RDC Sport

Mikel Arteta appelle Arsenal à défendre son titre avec détermination

Mikel Arteta met la pression : « Montrez que vous voulez vraiment défendre ce titre »

À la veille du coup d’envoi de la nouvelle saison, Mikel Arteta a posé le décor. Pas de triomphalisme, pas d’autosatisfaction. Juste un message clair à son vestiaire : prouver qu’Arsenal a l’appétit d’un champion qui refuse de lâcher sa couronne.

Vendredi soir, Arsenal ouvre sa saison face à Coventry, promu, avec une étiquette écrasante de favori. Le club du nord de Londres n’a plus perdu à domicile contre une équipe montée de Championship depuis novembre 2010, soit une série de 45 rencontres à l’Emirates. Les Gunners ont remporté 17 de leurs 18 derniers matchs contre des promus. Les chiffres parlent.

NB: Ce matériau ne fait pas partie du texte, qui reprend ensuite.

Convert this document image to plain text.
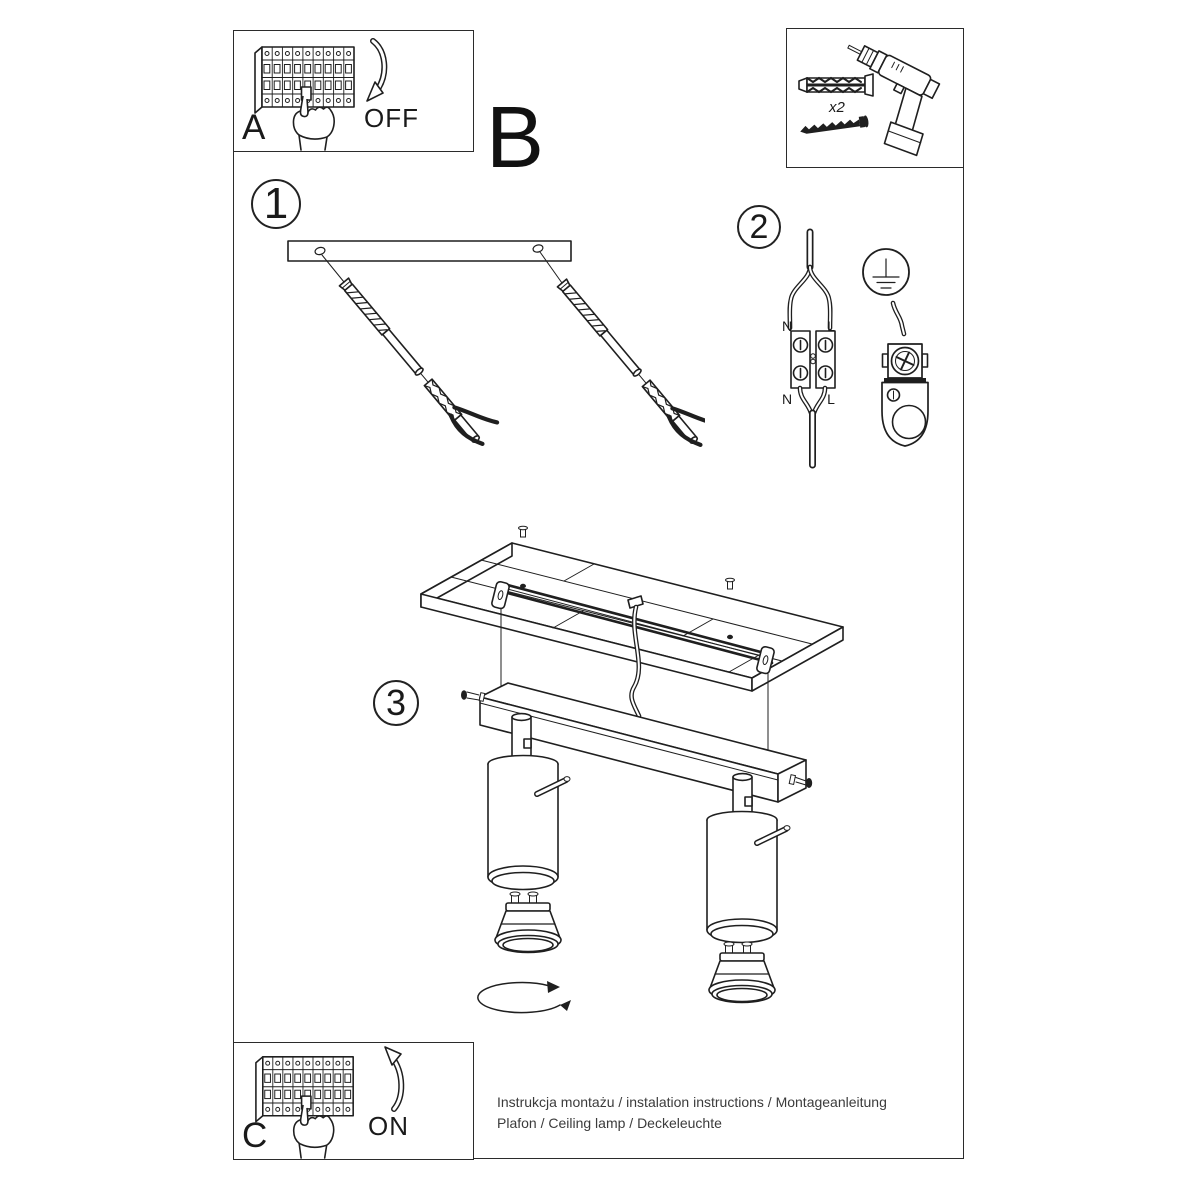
OFF
A	B	x2
1	2
N	L
N	L
3
ON
C
Instrukcja montażu / instalation instructions / Montageanleitung
Plafon / Ceiling lamp / Deckeleuchte
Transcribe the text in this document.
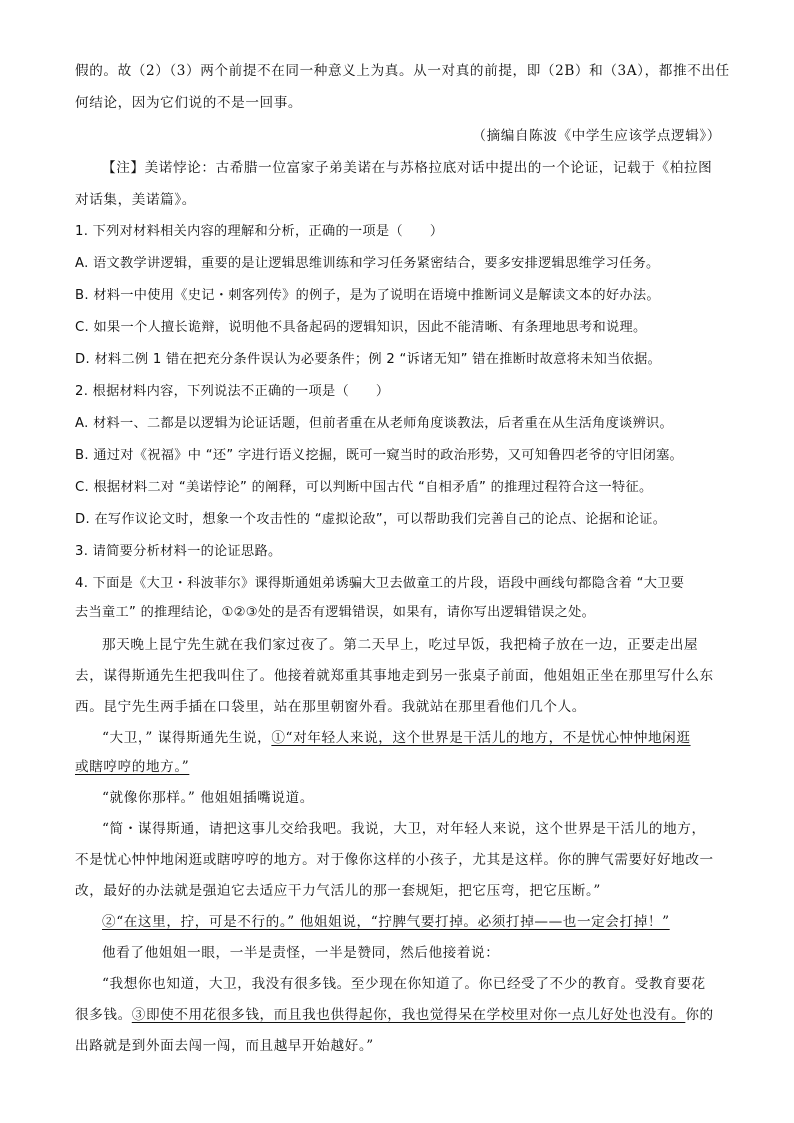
假的。故（2）（3）两个前提不在同一种意义上为真。从一对真的前提，即（2B）和（3A），都推不出任
何结论，因为它们说的不是一回事。
（摘编自陈波《中学生应该学点逻辑》）
【注】美诺悖论：古希腊一位富家子弟美诺在与苏格拉底对话中提出的一个论证，记载于《柏拉图
对话集，美诺篇》。
1. 下列对材料相关内容的理解和分析，正确的一项是（　　）
A. 语文教学讲逻辑，重要的是让逻辑思维训练和学习任务紧密结合，要多安排逻辑思维学习任务。
B. 材料一中使用《史记・刺客列传》的例子，是为了说明在语境中推断词义是解读文本的好办法。
C. 如果一个人擅长诡辩，说明他不具备起码的逻辑知识，因此不能清晰、有条理地思考和说理。
D. 材料二例 1 错在把充分条件误认为必要条件；例 2 “诉诸无知” 错在推断时故意将未知当依据。
2. 根据材料内容，下列说法不正确的一项是（　　）
A. 材料一、二都是以逻辑为论证话题，但前者重在从老师角度谈教法，后者重在从生活角度谈辨识。
B. 通过对《祝福》中 “还” 字进行语义挖掘，既可一窥当时的政治形势，又可知鲁四老爷的守旧闭塞。
C. 根据材料二对 “美诺悖论” 的阐释，可以判断中国古代 “自相矛盾” 的推理过程符合这一特征。
D. 在写作议论文时，想象一个攻击性的 “虚拟论敌”，可以帮助我们完善自己的论点、论据和论证。
3. 请简要分析材料一的论证思路。
4. 下面是《大卫・科波菲尔》课得斯通姐弟诱骗大卫去做童工的片段，语段中画线句都隐含着 “大卫要
去当童工” 的推理结论，①②③处的是否有逻辑错误，如果有，请你写出逻辑错误之处。
那天晚上昆宁先生就在我们家过夜了。第二天早上，吃过早饭，我把椅子放在一边，正要走出屋
去，谋得斯通先生把我叫住了。他接着就郑重其事地走到另一张桌子前面，他姐姐正坐在那里写什么东
西。昆宁先生两手插在口袋里，站在那里朝窗外看。我就站在那里看他们几个人。
“大卫，” 谋得斯通先生说，①“对年轻人来说，这个世界是干活儿的地方，不是忧心忡忡地闲逛
或瞎哼哼的地方。”
“就像你那样。” 他姐姐插嘴说道。
“简・谋得斯通，请把这事儿交给我吧。我说，大卫，对年轻人来说，这个世界是干活儿的地方，
不是忧心忡忡地闲逛或瞎哼哼的地方。对于像你这样的小孩子，尤其是这样。你的脾气需要好好地改一
改，最好的办法就是强迫它去适应干力气活儿的那一套规矩，把它压弯，把它压断。”
②“在这里，拧，可是不行的。” 他姐姐说，“拧脾气要打掉。必须打掉——也一定会打掉！”
他看了他姐姐一眼，一半是责怪，一半是赞同，然后他接着说：
“我想你也知道，大卫，我没有很多钱。至少现在你知道了。你已经受了不少的教育。受教育要花
很多钱。③即使不用花很多钱，而且我也供得起你，我也觉得呆在学校里对你一点儿好处也没有。你的
出路就是到外面去闯一闯，而且越早开始越好。”
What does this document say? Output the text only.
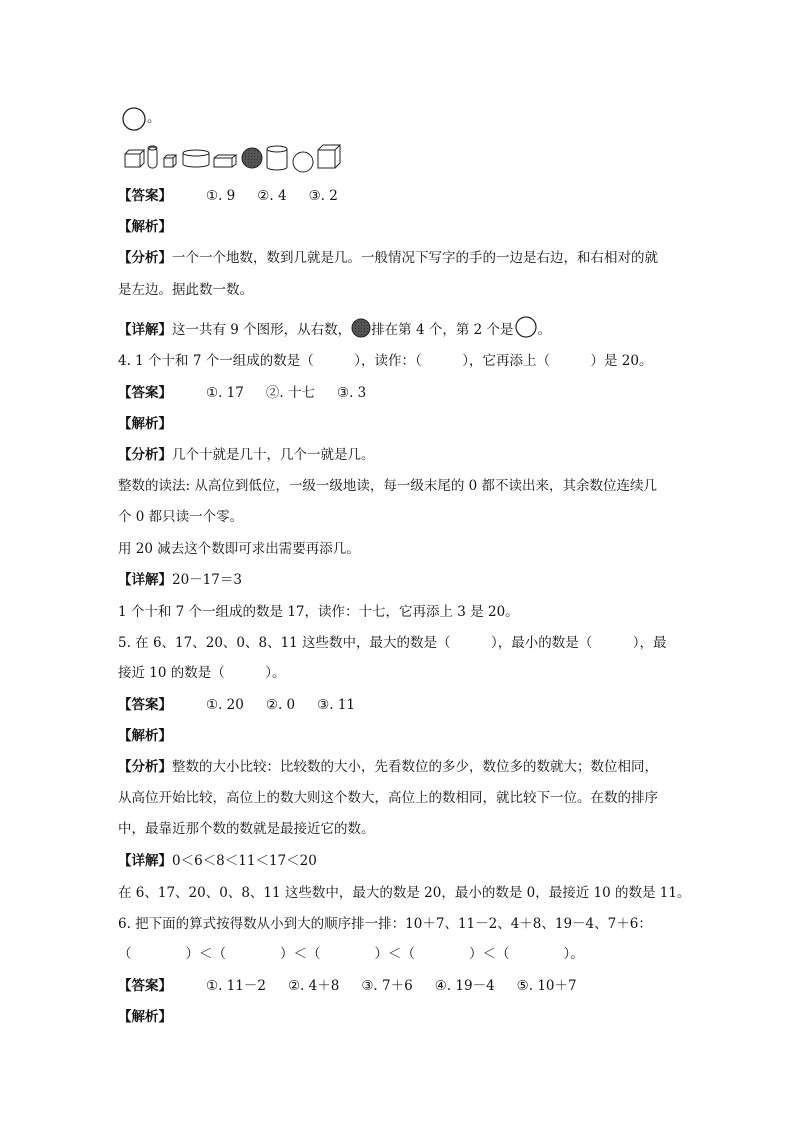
。
【答案】	①. 9 ②. 4 ③. 2
【解析】
【分析】一个一个地数，数到几就是几。一般情况下写字的手的一边是右边，和右相对的就
是左边。据此数一数。
【详解】这一共有 9 个图形，从右数， 排在第 4 个，第 2 个是 。
4. 1 个十和 7 个一组成的数是（　　　），读作：（　　　），它再添上（　　　）是 20。
【答案】	①. 17 ②. 十七 ③. 3
【解析】
【分析】几个十就是几十，几个一就是几。
整数的读法: 从高位到低位，一级一级地读，每一级末尾的 0 都不读出来，其余数位连续几
个 0 都只读一个零。
用 20 减去这个数即可求出需要再添几。
【详解】20－17＝3
1 个十和 7 个一组成的数是 17，读作：十七，它再添上 3 是 20。
5. 在 6、17、20、0、8、11 这些数中，最大的数是（　　　），最小的数是（　　　），最
接近 10 的数是（　　　）。
【答案】	①. 20 ②. 0 ③. 11
【解析】
【分析】整数的大小比较：比较数的大小，先看数位的多少，数位多的数就大；数位相同，
从高位开始比较，高位上的数大则这个数大，高位上的数相同，就比较下一位。在数的排序
中，最靠近那个数的数就是最接近它的数。
【详解】0＜6＜8＜11＜17＜20
在 6、17、20、0、8、11 这些数中，最大的数是 20，最小的数是 0，最接近 10 的数是 11。
6. 把下面的算式按得数从小到大的顺序排一排：10＋7、11－2、4＋8、19－4、7＋6：
（　　　　）＜（　　　　）＜（　　　　）＜（　　　　）＜（　　　　）。
【答案】	①. 11－2 ②. 4＋8 ③. 7＋6 ④. 19－4 ⑤. 10＋7
【解析】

Mais Arteta, lui, regarde ailleurs.

« On doit respirer et prendre les choses de manière organique, parce que ça va être un long marathon », a-t-il prévenu. Le technicien espagnol refuse l’idée d’une simple défense de titre en roue libre, même après la victoire convaincante contre Manchester City lors du Community Shield. Il réclame une équipe en mouvement permanent. « Ce qu’on doit montrer, c’est ce désir et cette ambition d’être meilleurs que ce qu’on était la saison dernière, il y a un mois, ou même la semaine dernière contre Man City. On a la capacité de progresser, d’évoluer, et c’est ce que je ressens dans le club, surtout chez les joueurs. »

« Je veux être chassé »

Arsenal revient dans l’arène avec un statut à assumer. Champion en titre, attendu, scruté. Est-ce que cela signifie commencer la saison avec une cible dans le dos ? Arteta refuse l’idée d’un privilège acquis. Il parle de reconquête, pas d’héritage.

« Aujourd’hui, non, parce qu’on repart de zéro et on va devoir prouver qu’on a le niveau pour retrouver cette position », a-t-il expliqué. Pour lui, rien n’est figé, tout se gagne à nouveau. « Je pense que ça s’est déjà produit lors des trois dernières saisons : à un moment on était premiers, à un moment on était à la poursuite, et on ne sait jamais ce qui est mieux. Si vous me donnez le choix, je veux être premier, je veux être chassé, et je veux contrôler notre futur plutôt que dépendre de quelqu’un d’autre. »

Le message est limpide : Arsenal ne veut pas survivre à son titre, il veut l’imposer encore. Et tout commence par ce premier virage face à Coventry, où le moindre relâchement serait vu comme un signe de faiblesse dans une course qui ne pardonne rien.

Lewis-Skelly, pièce intouchable

En coulisses, la préparation de la saison a aussi été marquée par un dossier sensible : l’avenir de Myles Lewis-Skelly. Le milieu formé au club, 19 ans, a éclaboussé de son talent le Community Shield à Cardiff contre Manchester City, après avoir déjà débuté la finale de Ligue des champions la saison passée face au Paris Saint-Germain. Un parcours express qui attire forcément les regards.

Il est compris que Lewis-Skelly a été proposé à Manchester United et Chelsea plus tôt dans le mercato, Arsenal cherchant à générer des fonds après l’arrivée de Bruno Guimarães en provenance de Newcastle pour 75 millions de livres. Mais Arteta a coupé court à toute spéculation sur un départ imminent. Pour lui, la question ne se pose même pas.

L’Espagnol s’est dit « à 100 % » sûr que Lewis-Skelly restera un joueur d’Arsenal lors de ce mercato. Et il a développé une idée qui dépasse le simple cas du jeune milieu : la valeur unique des joueurs issus de l’académie. « Les joueurs qui ont grandi dans notre système, et qui ressentent vraiment cet amour et cette connexion avec le club, apportent autre chose, ça ne fait aucun doute », a-t-il souligné.

Arteta insiste sur cette dimension identitaire. « On doit s’occuper d’eux d’une manière vraiment spéciale, parce qu’ils apportent une valeur très difficile à trouver. C’est pour ça que, quand on le peut, on veut protéger ces atouts autant que possible, les développer et les rendre extrêmement importants pour le club. »

À l’heure où Arsenal se prépare à défendre un titre qu’il n’a plus réussi à conserver depuis les années 1930, le plan est clair : assumer le statut de champion, accepter d’être la cible, et bâtir autour de talents comme Myles Lewis-Skelly. Le marathon commence, et Arteta a déjà choisi son camp : celui de ceux qui préfèrent être chassés plutôt que disparaître du radar.